Monday, April 19, 2010

Crocodile Tears

[photo from Nest Pretty Things]


So, as you know, I am off to New York at the end of the week. While at one time I was super excited to go, this is no longer the case.

If you would have told me, even a year ago, that I would want to cancel a trip to New York with friends to stay home with my family, I think I would have laughed. Not because I wouldn't want to be with my lovely family, but because who in their right mind passes up a trip to New York with the girls ...

Because a trip to New York means sleeping in a king size bed all by myself with no one to wake me up early. And it is quiet time without someone saying "what should I do now" or "mama, will you play with me". And it is meals eaten while seated and not on the run trying to get one of two from point A to point B. And just time. Time to myself. Precious time.

And for all the reasons above, that should make me want to go, I don't want to go at all. The thought of sleeping alone seems oh so lonely. And not hearing those voices, heartbreaking. And missing having to get here and there while we sing "Down By the Bay" makes me very, very sad.
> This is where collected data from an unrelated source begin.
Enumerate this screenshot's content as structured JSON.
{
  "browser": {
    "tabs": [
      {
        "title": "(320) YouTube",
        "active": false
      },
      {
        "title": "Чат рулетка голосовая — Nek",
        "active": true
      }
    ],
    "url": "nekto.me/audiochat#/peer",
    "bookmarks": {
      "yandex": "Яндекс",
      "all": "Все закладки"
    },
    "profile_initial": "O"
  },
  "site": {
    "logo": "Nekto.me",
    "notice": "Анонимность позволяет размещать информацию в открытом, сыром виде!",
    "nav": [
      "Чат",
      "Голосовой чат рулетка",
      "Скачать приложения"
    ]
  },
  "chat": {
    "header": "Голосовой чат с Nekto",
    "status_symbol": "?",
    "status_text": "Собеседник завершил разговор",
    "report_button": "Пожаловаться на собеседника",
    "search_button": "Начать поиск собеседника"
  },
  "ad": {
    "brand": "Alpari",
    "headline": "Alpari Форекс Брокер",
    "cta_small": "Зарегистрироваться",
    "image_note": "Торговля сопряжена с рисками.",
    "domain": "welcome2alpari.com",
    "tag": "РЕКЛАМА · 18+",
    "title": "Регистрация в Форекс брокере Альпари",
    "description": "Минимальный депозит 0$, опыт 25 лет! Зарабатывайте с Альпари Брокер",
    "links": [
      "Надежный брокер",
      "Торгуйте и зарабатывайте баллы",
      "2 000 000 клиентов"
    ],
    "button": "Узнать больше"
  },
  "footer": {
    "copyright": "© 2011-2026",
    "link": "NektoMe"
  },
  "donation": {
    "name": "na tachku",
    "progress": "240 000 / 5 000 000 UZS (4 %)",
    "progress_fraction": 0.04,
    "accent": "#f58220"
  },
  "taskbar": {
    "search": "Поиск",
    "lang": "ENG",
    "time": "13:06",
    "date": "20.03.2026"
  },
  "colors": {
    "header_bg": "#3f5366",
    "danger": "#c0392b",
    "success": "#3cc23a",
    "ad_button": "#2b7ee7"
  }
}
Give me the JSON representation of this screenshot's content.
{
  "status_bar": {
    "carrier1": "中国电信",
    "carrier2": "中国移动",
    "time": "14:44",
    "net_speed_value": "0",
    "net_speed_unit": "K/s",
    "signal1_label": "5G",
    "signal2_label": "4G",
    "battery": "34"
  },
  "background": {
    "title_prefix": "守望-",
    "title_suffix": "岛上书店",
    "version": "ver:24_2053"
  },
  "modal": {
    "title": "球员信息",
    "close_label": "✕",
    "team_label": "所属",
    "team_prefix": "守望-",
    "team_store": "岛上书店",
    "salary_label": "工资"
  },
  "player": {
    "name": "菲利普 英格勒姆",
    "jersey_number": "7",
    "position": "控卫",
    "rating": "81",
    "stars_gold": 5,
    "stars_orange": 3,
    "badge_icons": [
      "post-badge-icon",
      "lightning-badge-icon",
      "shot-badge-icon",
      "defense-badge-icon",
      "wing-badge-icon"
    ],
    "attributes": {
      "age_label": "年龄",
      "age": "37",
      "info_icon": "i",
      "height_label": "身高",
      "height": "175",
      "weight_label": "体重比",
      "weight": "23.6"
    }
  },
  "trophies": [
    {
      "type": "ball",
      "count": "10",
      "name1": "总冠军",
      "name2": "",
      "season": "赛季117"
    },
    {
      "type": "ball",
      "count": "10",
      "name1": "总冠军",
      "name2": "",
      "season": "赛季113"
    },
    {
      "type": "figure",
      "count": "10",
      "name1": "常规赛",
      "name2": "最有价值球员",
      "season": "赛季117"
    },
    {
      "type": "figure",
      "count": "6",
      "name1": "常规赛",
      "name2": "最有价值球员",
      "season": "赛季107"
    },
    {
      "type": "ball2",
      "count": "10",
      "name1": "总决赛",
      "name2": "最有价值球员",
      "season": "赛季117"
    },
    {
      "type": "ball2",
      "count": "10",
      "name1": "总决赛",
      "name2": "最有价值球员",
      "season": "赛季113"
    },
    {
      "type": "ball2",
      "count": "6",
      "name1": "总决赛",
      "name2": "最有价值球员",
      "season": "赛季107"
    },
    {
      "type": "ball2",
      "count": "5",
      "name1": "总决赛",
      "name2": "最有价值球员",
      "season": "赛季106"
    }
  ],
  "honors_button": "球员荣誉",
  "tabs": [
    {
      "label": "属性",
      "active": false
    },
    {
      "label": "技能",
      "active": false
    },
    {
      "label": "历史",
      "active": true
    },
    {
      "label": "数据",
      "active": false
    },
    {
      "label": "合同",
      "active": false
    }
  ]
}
There have been tears. Great, big crocodile tears at the thought of getting on the plane. Silly, right? But it doesn't feel silly. It feels like a big rock of regret in my stomach.

Isn't it funny how our priorities constantly change? All I want is to be home with my wonderfully lovely little boys and my most charming husband. Even on the days I think I have had enough of all 3 of them and I might just try to run away.

L xo

PS - I am blaming hot yoga for all of this. You see, in hot yoga, I spend a lot of time giving thanks for the amazing life I have - for my beautiful family, my friends, my health, the sun in Spring ... And I think the more I give thanks, the more aware I am of how good I have it. And the more aware I am, the more I just want to capture it all up in a jar - to keep this magical life safe and sound.

PPS - I am putting my trust out there to the Universe that my family will be well taken care of while I am gone.

PPPS - I love birdcages. Love them. And I love Nest Pretty Things too. A lot.






4 comments:

Lesly said...

I hear ya, Leanne. I ALWAYS get traveler's remorse about 48 hours before I get on a plane. I finally faced up to the fact that I just do not like to travel. And especially not without my family. When I had my sabbatical in 2005, I stayed home and invented all kinds of reasons why I didn't go to some exotic locale. My traveler's remorse usually lets up when I'm actually at the airport - here's hoping yours does, too!

Leanne said...

Well let's hope that's how it goes, Lesly. haha Oh, and I hate to fly. Like "have to take an ativan before take off and landing" kind of hate to fly. FUN!

My Life In Stitch said...

Leanne I know just how you are feeling and especially after the recent events with my family it just makes them more precious. I am sure that once you are on your way you will have an amazing time and I know that although they will miss you they will be having a whale of a time at home. Just think of the happy homecoming that you can all share not to mention that it will be good for you all to do your own thing, so enjoy New York and safe journey.

Linda at Roscoe's Ma said...

I know this feeling. But let me say from experience that I am betting as soon as you board the plane you'll be more than FINE! Have lots of fun!